A majority said they expected Facebook to track their activity within Facebook, as well as within sibling apps like Instagram and WhatsApp. But 61% said they would not “expect Facebook to track a person’s usage of apps that Facebook does not own in order to make ads more targeted.”
That was survey data, but now we have some real-world numbers — and they look quite a bit worse for Facebook and any other app or ad platform that tracks users across apps.
The latest version of iOS, 14.5, features something called App Tracking Transparency, which requires apps to specifically ask users for permission to track their activity across other companies’ apps and websites.
The app analytics company Flurry is tracking how many iPhone and iPad users are saying “Sure, I’d enjoy being tracked by a corporation across every aspect of my online life” rather than “Um, no.” The answer is: not very many!
Those charts show the percentage of people giving a thumbs-up to cross-app tracking whenever they’re prompted about it, both worldwide and in the United States.

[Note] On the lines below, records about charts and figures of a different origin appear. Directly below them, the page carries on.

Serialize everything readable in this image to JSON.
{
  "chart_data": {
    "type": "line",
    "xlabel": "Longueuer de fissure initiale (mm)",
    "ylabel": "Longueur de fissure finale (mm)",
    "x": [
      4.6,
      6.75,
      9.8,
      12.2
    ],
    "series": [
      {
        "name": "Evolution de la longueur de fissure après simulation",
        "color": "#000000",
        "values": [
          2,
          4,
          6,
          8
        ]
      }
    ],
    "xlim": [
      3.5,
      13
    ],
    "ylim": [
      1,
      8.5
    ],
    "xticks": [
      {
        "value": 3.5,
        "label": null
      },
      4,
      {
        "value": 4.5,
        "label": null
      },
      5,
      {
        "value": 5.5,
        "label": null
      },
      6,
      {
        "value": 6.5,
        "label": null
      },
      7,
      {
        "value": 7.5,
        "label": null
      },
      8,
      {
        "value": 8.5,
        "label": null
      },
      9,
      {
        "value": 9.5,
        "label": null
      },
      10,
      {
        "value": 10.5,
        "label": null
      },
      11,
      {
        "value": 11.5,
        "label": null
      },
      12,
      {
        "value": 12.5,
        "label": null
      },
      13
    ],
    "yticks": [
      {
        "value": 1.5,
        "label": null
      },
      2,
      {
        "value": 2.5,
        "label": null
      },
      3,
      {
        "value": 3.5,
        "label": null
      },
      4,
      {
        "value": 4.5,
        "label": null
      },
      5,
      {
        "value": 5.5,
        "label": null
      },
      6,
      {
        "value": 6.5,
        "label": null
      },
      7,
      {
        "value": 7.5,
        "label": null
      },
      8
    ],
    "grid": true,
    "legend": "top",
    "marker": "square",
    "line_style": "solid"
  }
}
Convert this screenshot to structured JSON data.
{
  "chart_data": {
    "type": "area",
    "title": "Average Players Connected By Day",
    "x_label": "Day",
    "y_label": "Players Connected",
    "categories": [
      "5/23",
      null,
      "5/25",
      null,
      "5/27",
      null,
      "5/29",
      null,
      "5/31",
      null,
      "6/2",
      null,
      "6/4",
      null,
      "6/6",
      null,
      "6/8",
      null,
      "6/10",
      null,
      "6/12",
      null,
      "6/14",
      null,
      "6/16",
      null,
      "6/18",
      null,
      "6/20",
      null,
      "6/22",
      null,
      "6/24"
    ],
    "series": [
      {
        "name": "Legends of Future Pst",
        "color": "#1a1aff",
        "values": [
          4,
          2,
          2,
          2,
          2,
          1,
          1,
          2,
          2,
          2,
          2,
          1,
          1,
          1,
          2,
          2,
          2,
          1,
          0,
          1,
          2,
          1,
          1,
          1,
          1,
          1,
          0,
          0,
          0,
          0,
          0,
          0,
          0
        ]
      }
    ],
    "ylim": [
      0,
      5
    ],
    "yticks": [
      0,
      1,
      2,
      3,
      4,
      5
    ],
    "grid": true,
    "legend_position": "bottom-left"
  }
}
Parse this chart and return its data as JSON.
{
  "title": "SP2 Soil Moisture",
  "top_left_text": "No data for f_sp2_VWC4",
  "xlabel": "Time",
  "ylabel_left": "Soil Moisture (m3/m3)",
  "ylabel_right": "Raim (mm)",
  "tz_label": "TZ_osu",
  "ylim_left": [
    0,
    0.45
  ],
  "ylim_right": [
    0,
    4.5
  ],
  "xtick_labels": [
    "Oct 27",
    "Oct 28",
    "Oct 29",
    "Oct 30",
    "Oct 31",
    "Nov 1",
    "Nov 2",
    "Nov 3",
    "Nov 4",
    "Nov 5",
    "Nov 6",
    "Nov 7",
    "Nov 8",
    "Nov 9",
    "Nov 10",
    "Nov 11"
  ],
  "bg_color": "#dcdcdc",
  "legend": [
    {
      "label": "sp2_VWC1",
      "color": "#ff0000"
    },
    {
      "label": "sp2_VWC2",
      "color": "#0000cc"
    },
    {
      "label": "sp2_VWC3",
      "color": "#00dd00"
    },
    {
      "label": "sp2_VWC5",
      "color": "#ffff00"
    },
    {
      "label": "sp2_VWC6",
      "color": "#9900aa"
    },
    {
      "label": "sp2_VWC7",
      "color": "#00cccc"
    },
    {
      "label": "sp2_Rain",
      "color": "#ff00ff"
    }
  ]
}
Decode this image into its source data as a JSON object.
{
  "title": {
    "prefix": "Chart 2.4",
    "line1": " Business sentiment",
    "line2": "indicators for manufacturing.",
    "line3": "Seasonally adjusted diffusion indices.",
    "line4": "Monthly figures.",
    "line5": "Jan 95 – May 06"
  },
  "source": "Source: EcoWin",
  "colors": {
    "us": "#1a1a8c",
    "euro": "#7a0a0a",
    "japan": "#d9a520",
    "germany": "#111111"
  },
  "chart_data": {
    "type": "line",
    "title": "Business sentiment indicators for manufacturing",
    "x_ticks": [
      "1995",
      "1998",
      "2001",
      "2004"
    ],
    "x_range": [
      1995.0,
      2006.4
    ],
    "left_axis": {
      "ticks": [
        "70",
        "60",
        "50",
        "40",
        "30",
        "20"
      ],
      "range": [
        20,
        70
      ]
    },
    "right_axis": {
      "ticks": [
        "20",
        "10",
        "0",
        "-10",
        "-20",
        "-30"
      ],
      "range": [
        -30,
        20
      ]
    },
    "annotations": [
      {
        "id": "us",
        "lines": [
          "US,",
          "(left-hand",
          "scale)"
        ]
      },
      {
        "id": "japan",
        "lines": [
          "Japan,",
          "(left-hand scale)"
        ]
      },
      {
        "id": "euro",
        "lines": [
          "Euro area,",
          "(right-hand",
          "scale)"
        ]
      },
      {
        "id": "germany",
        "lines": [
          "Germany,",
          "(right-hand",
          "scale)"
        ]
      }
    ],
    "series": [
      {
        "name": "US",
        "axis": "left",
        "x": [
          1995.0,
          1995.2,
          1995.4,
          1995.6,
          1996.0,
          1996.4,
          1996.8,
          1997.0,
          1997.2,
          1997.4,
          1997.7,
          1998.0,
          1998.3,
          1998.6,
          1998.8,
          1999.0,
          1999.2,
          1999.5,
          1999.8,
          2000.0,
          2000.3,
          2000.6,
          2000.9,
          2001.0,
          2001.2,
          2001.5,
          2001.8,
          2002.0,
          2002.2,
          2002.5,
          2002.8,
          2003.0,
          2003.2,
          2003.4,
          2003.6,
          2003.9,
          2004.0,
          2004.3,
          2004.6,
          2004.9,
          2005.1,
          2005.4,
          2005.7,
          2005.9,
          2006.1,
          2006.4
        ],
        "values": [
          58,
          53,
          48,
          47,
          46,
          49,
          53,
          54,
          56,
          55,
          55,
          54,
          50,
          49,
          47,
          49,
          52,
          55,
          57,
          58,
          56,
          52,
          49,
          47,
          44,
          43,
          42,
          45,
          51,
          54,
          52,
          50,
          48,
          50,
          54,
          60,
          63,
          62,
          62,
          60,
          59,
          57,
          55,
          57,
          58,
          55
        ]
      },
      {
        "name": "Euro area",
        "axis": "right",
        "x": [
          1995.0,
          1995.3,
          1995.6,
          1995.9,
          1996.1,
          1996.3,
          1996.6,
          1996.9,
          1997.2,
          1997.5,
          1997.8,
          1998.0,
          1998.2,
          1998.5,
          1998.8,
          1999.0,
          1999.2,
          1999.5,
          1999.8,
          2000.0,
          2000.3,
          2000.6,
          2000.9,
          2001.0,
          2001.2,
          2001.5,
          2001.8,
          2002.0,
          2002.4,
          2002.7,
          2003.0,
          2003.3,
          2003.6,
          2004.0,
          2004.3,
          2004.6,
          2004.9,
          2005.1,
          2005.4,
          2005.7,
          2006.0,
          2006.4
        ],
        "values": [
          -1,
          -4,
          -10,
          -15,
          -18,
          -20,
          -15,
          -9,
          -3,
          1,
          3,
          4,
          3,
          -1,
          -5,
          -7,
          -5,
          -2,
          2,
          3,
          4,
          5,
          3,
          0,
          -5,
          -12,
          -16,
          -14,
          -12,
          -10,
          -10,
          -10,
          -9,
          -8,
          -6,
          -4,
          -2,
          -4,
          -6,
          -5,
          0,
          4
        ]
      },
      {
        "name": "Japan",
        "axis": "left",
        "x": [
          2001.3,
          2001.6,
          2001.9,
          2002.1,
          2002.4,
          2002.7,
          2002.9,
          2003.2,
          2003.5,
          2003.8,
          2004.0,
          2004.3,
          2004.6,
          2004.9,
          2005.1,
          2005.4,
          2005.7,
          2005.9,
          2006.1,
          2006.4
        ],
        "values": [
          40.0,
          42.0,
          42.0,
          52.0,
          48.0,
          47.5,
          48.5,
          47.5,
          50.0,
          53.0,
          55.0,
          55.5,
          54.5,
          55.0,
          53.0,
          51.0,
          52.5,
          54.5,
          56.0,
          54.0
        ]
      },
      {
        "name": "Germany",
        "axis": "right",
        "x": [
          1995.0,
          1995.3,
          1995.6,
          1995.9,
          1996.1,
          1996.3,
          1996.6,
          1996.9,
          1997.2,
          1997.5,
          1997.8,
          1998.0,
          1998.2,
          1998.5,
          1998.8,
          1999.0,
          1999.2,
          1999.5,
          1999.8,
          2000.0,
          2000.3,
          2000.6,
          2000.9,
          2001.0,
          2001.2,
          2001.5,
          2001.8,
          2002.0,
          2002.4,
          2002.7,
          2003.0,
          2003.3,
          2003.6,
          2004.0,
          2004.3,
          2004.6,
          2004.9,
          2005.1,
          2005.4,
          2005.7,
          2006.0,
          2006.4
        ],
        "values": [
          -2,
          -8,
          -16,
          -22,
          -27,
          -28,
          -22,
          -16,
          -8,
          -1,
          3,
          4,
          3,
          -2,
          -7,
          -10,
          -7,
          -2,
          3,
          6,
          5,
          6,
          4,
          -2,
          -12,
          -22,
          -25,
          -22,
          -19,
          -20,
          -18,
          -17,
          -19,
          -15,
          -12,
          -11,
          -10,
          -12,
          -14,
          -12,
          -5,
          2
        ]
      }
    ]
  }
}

The numbers have been quite steady: Only about 4% of U.S. iOS users and about 11% of worldwide iOS users are saying yes to tracking.
That is…not a lot!
This is a problem for Facebook, given that (a) iPhone and iPad users have long been more valuable from a revenue point of view than Android users, (b) iOS users tend to update their phones quite rapidly compared to other platforms, and (c) all that cross-app data is a major part of how Facebook generates the targeting that makes its ads so valuable. (Facebook knows a lot of things about you — but it doesn’t know them all because you wrote a Facebook post about it in 2015 or something.) Some project this one change could cost Facebook 7% of its revenue.
(Which is why Facebook is trying to passive-aggressively “educate” its users into giving in to tracking.)
Facebook will still have a ton of first-party data to work with from all its apps. (So will its duopoly-mate Google, which has similar assets and vulnerabilities.) Indeed, this will hurt a bunch of anonymous adtech companies with odd names like Teramoat, Brangoh, Spongymind, Spercuity, and Quokka most.1
What’ll be the impact on publishers? In the short term, there’ll probably be a revenue hit; news sites fill ad space with targeted ads too, and those will now be a little worse. In the longer term, this increases the chance there’ll be a cleansing flood of adtech middlemen, which is probably a necessary condition for any eventual recovery in publisher-sold advertising. Facebook and Google became the big dog of online advertising by having the best targeting data; now their data will be a bit worse.
The most important takeaway for publishers: Get better and smarter at gathering your own first–party data. Quality publishers tend to have a more substantial relationship with their readers than SomeRandomSiteOnTheWeb.com; take advantage.